A while back I read “The justification-suppression model of prejudice: An approach to the history of prejudice research” and am only now posting little bits and piece of it. It’s a bloody good read. Anyone concerned about confronting the prejudice in their own heads and hearts, should read this 35 page article. (And as they say “Everyone has a wide variety of different prejudices (Fox, 1992), but some prejudices are common and uniformly distributed in the population, others are arcane and rare. We do not suggest that everyone has every prejudice, but that everyone has some prejudices.”)
Here’s the lovely concept of “memory capital”
Covering is the process in which the underlying prejudice that motivates an emotion, behavior, or cognition is obscured by focusing attention on a plausible alternative motivation that is socially or personally acceptable….Legitimacy credits. One covering strategy that can release prejudice is the building up of legitimacy credits, which can counteract the expression of opinions or behavior that might be construed as prejudiced. Legitimacy credits are “memory capital” of evidence on previous non-prejudiced behavior, which can be called upon to offset a given release of prejudice….

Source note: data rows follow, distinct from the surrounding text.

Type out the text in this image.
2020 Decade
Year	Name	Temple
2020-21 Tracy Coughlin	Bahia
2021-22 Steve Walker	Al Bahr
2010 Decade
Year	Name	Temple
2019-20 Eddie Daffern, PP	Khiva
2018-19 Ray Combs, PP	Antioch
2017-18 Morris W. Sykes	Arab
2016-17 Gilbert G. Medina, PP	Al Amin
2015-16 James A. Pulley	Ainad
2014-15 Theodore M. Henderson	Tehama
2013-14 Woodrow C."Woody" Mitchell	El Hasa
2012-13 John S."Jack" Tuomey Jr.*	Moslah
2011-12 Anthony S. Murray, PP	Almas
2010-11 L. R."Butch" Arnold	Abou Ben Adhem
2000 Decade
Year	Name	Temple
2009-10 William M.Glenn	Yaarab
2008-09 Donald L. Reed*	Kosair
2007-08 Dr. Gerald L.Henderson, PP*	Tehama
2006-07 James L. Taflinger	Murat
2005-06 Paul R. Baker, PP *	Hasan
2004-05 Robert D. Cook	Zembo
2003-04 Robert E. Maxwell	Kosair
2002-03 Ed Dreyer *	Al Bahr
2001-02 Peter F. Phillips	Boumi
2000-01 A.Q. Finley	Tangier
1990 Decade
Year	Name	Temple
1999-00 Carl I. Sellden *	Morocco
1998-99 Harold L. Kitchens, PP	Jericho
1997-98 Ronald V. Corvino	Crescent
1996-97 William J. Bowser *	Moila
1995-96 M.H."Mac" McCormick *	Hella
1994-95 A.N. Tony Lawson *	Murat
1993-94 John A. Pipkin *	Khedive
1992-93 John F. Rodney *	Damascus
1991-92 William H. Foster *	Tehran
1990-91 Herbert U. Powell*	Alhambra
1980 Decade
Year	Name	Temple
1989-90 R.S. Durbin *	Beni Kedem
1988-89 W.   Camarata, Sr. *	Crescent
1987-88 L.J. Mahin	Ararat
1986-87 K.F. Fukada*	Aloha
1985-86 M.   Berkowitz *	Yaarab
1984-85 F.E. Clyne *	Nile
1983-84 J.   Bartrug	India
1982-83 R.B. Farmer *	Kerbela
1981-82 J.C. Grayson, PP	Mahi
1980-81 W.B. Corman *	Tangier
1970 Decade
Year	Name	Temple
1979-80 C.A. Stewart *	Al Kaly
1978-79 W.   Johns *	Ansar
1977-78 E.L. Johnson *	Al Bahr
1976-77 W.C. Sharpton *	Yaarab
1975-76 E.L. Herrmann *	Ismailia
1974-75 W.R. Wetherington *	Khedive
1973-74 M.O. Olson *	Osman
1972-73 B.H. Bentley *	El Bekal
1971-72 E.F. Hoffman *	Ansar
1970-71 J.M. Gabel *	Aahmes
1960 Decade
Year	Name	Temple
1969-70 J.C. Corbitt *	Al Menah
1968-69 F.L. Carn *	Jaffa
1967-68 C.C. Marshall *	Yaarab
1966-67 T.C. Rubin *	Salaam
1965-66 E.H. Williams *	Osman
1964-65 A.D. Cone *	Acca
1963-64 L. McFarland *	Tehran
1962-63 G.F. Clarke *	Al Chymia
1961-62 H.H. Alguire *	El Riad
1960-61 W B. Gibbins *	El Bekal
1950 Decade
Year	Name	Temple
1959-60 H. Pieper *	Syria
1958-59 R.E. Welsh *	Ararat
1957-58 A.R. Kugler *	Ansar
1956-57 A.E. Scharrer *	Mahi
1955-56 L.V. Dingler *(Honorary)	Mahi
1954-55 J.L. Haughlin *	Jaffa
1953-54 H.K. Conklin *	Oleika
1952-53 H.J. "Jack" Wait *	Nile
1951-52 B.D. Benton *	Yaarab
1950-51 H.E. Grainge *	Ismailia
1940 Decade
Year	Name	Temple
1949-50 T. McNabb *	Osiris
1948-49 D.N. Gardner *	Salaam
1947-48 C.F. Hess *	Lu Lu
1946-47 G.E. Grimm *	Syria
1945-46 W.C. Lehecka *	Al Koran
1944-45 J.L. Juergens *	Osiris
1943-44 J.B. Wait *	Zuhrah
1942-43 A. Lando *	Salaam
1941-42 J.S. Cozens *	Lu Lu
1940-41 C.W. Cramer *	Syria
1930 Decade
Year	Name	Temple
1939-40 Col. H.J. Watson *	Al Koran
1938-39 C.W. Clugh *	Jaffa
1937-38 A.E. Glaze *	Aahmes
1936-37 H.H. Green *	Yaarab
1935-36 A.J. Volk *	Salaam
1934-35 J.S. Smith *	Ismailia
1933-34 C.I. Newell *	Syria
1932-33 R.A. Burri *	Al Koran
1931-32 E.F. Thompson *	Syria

Legitimacy credits can emerge from over-favoring groups toward which one has a socially unacceptable antipathy. Dutton (1976) argues that reverse discrimination typically occurs for relatively trivial types of interaction (e.g., signing a petition), which serves to maintain discrimination in more important interactions. If a White can establish an egalitarian self-image quickly and easily by trivial compliance, s/he may not have to face the larger challenge of alleviating significant racial problems.
Dutton, D.G. (1976). Tokenism, reverse discrimination, and egalitarianism in interracial behavior. Journal of Social Issues, 32, 93-107.
That’s a kind of emotional hormesis, that Dutton is talking about there.